Spiced chicken for the soul and something for the stomach

I rise at dawn and before the coffee is brewed I have ground the spices for the day, picturing myself pounding each seed and root for the flavours I fancy.
After coffee, back in bed, I consider dough for parathe; indeed, I consider spicing potato and mashing it for alu ke parathe. But we are hungry and cannot wait. I pour cornflakes and make porridge for the baby then load the dishwasher.
I mentally unclip the tiffin box and fill each container with a little of many varied but perfectly balanced dishes: a little sabzi, a dal for gravy, rice, a folded roti with a dab of pickle, even a simple crunchy carrot one, fritters for a surprise. I know how it's all done; I've read the recipes a hundred times. The photos are gorgeous. After a sandwich lunch we collapse into naps.
There, head on pillow, I hope that the afternoon stillness will be long: that the baby will sleep a little more and my son's playtime will be peaceful and that today, at last, I might make something special for our evening meal. All I have to do, when I get up, is mix a marinade that will permeate the chicken with deep flavour. I will finely mince garlic and ginger. I will sautee onions - mounds of them - in ghee. (Must pop out to buy some soon). I will seal a lid with fresh dough over layers of steaming rice and spiced chicken. Oh and there will be strands of saffron bathed in warm milk for the garnish. I will pick almonds and sliver and roast them, I will go to the quay and barter for pistachios off the boat from Constantinople.
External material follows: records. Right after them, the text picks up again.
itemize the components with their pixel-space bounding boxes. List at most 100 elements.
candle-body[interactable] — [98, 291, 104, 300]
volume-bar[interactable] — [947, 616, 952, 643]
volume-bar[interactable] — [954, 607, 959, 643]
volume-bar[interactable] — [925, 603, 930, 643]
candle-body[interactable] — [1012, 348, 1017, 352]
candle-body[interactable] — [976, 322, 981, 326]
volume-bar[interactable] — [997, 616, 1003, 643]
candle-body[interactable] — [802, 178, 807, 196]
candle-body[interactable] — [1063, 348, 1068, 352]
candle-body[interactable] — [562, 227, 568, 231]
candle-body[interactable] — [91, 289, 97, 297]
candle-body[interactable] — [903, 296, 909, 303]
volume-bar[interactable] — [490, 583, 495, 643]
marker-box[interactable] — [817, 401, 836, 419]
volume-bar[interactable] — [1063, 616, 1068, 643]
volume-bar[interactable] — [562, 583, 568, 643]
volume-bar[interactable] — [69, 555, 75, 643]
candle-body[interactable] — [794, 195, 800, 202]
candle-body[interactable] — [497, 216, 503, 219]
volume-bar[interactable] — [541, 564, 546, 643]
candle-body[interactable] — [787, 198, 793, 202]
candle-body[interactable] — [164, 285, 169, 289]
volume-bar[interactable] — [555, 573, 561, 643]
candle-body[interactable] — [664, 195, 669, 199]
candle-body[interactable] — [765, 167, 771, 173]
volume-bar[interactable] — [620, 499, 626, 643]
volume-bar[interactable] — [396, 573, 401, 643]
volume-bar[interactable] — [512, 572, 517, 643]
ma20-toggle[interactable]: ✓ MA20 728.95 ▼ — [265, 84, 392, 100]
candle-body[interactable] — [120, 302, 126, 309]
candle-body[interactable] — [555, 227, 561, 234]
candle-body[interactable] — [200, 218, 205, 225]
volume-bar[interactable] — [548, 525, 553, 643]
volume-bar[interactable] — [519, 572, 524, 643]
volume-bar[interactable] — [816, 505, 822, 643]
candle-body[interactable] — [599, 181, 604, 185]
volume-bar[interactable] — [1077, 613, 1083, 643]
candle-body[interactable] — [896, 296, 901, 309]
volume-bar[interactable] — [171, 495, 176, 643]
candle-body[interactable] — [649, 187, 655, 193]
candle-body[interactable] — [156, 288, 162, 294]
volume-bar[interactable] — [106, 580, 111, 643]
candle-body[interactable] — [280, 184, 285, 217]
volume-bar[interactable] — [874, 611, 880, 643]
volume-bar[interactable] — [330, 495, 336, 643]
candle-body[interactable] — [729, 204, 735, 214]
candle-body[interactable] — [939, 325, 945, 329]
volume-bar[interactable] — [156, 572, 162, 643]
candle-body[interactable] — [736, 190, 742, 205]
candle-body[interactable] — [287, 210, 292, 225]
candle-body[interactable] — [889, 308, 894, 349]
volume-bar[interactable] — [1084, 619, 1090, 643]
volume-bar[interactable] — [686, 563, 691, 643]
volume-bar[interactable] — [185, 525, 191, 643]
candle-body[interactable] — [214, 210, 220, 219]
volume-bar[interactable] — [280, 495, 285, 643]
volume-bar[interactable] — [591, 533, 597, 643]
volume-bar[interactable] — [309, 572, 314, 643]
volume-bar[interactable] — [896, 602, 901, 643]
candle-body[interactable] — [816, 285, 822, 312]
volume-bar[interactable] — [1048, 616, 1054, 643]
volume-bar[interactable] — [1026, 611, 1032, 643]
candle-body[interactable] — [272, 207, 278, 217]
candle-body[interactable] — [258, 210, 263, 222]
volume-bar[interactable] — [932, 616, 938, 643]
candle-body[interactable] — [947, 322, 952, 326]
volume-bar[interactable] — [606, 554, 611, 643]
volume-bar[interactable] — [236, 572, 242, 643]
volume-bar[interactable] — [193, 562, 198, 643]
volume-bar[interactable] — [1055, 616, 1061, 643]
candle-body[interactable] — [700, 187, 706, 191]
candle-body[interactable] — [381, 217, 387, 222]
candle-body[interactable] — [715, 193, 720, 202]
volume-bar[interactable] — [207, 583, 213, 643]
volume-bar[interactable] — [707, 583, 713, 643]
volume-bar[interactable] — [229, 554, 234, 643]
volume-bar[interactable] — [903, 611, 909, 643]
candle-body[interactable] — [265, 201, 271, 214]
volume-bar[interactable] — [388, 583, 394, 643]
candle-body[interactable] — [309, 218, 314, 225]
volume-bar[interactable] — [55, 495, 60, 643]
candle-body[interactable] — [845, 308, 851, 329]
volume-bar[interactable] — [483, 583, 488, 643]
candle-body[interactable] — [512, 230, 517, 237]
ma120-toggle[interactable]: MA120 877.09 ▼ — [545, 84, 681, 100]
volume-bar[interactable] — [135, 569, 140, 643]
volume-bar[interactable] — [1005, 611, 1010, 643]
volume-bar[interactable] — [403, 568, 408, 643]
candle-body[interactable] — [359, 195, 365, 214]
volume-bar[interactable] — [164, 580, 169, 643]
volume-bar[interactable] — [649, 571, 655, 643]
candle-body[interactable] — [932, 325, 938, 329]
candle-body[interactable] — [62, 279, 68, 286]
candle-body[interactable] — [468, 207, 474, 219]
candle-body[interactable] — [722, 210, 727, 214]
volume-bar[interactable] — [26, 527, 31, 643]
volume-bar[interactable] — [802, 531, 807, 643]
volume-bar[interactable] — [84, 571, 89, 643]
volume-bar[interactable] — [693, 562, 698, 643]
I will float up in the clouds of steam and be transported to Kashmir and harvest orange blossom and rose petals to scatter over great platters of this biriyani. Thence I will rise above the mountains to the pomegranate orchards of the Fergana Valley. Let the seeds rain down over our feast.
And just when I am considering to whom I will send plates of this food - which poor, lonely or hungry neighbours need feeding - the baby awakes. She needs a feed. My boy's concentration has reached its limits too. We find new games, lay out a puzzle, cut and stick but really they just need to get out and go to the park. The spice cupboard stays shut.
Home, and I am glad that tinned chick peas are a food too.They taste fine with tinned tomatoes and the children love a bit of yogurt on the side. The scent of something actually cooking - an onion, albeit roughly chopped, frying and rice steaming - always smells better than the fragrance of what is not. And something actually cooked fills the stomach something wonderful.